In collaboration with DanChurchAid, the Danish award winning company M-Payg will test a solar cell solution in and around the major refugee camp Bidibidi in Uganda. The solution is based on a new business model that offers solar cell systems at a price people can afford.
In Sub-Saharan Africa, 7 out of 10 people do not have access to electricity. Without power, you have the choice of either going to bed when the sun sets – or spend around eight dollars a month to get light and power for charging batteries and cell phones. Kerosene lamps is a third option that many people choose to get light.
Now, the Danish award winning company M-Payg, in collaboration with the Danish NGO DanChurchAid, will test a solar cell solution in and around the major refugee camp Bidibidi in Uganda. The camp houses more than 270,000 refugees from South Sudan, and the energy demand is high, but the infrastructure and access to sustainable energy solutions are very limited.
-Related news: Solar Cells Make Greenland Even Greener
A new business model
In Bidibidi, M-Payg will test a business model that involves leasing small solar cell systems to poor families through a leasing agreement that is cheaper than the eight dollars many African families spend on energy.
The leasers pay five dollars via their mobile phone and will in turn have free usage. After three years, they have bought out the system and own it themselves.
-We already have experience with distributing cash to refugees via mobile phones and e-vouchers, and we would like to test a business model that offers relevant products at a price people can afford. Especially because cooperation with M-Payg completely matches our vision to work for sustainable and climate-friendly solutions, says Jonas Nøddekær, Development Director of DanChurchAid.

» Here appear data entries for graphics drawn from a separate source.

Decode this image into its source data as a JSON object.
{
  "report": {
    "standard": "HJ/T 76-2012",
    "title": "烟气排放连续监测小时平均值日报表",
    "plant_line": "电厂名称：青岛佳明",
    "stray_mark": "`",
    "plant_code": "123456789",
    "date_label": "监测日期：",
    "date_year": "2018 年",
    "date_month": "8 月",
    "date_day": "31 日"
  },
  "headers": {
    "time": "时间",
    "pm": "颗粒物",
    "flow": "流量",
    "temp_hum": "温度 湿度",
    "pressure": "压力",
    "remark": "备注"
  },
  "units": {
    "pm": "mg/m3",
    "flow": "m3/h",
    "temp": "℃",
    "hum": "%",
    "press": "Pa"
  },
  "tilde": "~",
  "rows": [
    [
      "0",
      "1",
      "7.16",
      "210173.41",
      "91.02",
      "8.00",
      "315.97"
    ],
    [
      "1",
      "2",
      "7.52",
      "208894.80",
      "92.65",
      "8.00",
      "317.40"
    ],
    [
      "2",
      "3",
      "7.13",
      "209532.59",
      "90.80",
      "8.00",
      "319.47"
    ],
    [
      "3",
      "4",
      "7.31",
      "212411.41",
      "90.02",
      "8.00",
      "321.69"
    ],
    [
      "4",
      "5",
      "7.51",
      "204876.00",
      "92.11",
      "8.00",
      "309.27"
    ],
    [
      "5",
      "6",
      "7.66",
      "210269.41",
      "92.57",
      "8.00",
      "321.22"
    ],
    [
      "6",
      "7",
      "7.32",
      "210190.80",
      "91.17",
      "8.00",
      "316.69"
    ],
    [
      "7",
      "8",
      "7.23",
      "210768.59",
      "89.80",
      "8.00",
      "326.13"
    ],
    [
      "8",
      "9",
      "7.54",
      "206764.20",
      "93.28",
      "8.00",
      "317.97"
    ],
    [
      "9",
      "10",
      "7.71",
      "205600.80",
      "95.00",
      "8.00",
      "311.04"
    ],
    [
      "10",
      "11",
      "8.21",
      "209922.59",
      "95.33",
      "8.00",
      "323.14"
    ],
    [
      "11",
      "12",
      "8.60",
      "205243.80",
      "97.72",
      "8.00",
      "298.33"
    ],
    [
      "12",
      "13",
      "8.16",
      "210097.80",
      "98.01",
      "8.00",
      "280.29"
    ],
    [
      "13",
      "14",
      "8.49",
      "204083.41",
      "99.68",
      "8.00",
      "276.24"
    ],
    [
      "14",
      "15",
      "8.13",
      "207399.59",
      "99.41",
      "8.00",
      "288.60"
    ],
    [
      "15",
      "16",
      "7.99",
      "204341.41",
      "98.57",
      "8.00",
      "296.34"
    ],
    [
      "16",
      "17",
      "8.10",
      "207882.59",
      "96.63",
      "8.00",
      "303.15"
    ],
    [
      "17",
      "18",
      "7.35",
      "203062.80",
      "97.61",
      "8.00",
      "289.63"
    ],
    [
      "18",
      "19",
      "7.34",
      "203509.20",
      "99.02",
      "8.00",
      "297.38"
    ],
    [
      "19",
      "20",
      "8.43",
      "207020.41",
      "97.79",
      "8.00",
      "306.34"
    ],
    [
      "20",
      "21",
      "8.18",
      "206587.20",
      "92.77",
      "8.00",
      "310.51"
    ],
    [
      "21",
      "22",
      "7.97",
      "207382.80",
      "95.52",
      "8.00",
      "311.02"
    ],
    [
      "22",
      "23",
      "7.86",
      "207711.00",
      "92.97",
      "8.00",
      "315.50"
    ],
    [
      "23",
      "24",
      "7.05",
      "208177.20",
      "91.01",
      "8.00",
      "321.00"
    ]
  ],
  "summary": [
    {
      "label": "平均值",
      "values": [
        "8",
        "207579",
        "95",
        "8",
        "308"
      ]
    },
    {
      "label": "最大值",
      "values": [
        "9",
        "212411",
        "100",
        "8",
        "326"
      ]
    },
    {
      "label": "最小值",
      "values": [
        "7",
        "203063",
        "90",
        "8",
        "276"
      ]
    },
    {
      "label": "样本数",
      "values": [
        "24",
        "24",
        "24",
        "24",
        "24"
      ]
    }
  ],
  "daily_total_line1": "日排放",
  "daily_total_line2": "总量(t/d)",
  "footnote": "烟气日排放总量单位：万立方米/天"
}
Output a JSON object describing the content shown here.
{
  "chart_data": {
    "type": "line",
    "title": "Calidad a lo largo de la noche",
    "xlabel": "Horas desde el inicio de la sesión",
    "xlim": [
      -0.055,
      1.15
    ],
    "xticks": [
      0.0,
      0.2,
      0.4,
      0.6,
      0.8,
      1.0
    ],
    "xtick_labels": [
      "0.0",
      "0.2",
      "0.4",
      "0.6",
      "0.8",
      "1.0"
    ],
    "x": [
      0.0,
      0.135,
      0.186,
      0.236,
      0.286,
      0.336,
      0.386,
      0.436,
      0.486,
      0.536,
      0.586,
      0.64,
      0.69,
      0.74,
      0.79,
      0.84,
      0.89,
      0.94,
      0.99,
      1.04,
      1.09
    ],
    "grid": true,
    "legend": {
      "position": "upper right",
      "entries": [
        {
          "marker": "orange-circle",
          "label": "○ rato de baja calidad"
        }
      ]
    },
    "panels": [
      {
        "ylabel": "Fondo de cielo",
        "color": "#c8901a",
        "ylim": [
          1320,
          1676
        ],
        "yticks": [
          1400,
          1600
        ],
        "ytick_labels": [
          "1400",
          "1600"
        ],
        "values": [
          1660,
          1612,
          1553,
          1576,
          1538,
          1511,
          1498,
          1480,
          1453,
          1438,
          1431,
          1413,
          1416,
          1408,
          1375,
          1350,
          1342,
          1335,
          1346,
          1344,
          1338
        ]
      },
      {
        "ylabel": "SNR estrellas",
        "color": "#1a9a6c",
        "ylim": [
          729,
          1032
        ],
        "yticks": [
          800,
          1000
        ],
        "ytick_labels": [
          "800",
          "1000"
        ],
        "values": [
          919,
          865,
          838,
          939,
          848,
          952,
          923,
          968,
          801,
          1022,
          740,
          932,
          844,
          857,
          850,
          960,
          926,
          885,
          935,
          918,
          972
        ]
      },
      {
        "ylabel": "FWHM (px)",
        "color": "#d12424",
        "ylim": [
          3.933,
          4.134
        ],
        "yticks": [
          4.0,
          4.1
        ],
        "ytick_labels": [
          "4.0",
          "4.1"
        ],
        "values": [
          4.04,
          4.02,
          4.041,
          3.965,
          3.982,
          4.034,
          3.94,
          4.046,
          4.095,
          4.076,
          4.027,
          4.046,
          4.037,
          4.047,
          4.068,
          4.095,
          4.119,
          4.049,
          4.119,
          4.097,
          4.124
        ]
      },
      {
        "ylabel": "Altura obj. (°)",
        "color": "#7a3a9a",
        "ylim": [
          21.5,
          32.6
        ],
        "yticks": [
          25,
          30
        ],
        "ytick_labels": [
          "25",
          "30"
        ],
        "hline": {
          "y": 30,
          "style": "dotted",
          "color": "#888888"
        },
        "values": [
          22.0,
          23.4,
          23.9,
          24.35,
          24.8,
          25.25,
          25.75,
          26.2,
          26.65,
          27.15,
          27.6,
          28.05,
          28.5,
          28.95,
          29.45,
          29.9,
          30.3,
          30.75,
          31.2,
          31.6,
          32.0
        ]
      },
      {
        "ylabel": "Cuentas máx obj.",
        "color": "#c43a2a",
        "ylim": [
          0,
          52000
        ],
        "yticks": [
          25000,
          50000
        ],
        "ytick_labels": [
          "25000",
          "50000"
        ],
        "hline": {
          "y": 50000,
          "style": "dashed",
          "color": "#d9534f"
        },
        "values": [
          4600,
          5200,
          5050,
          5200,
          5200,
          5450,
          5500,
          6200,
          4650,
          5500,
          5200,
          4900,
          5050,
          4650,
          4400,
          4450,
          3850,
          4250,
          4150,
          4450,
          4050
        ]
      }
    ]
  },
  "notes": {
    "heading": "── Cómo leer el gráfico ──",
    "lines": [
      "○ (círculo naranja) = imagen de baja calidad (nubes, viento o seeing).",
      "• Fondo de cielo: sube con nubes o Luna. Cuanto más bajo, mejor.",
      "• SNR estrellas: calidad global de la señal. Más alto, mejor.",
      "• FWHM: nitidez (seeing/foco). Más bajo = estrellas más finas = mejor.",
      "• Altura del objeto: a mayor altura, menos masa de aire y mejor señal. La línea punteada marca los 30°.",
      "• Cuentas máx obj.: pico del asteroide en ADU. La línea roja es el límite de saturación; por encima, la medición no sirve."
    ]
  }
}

Killing two birds with one stone
It has been found that the solar cell system can radically change a family’s everyday life. The children can do their homework after dark now, women have more time for work in the household and experience shows that merchants can increase sales if they have light in their shops.
-We are very excited to test the solar cell system and the business model in Bidibidi. Initially, we are thinking of targeting the offer to businessmen, e.g. at the Ugandan and South Sudan merchants who sell goods to refugees for whom we provide emergency relief to. If we can both give refugees purchasing power and help the merchant to increase their turnover, we have killed two birds with one stone, says Karin Elisabeth Lind, Country Director of Uganda DanChurchAid.
M-Payg has previously provided a similar solution for households for a part of Tanzania’s rural population.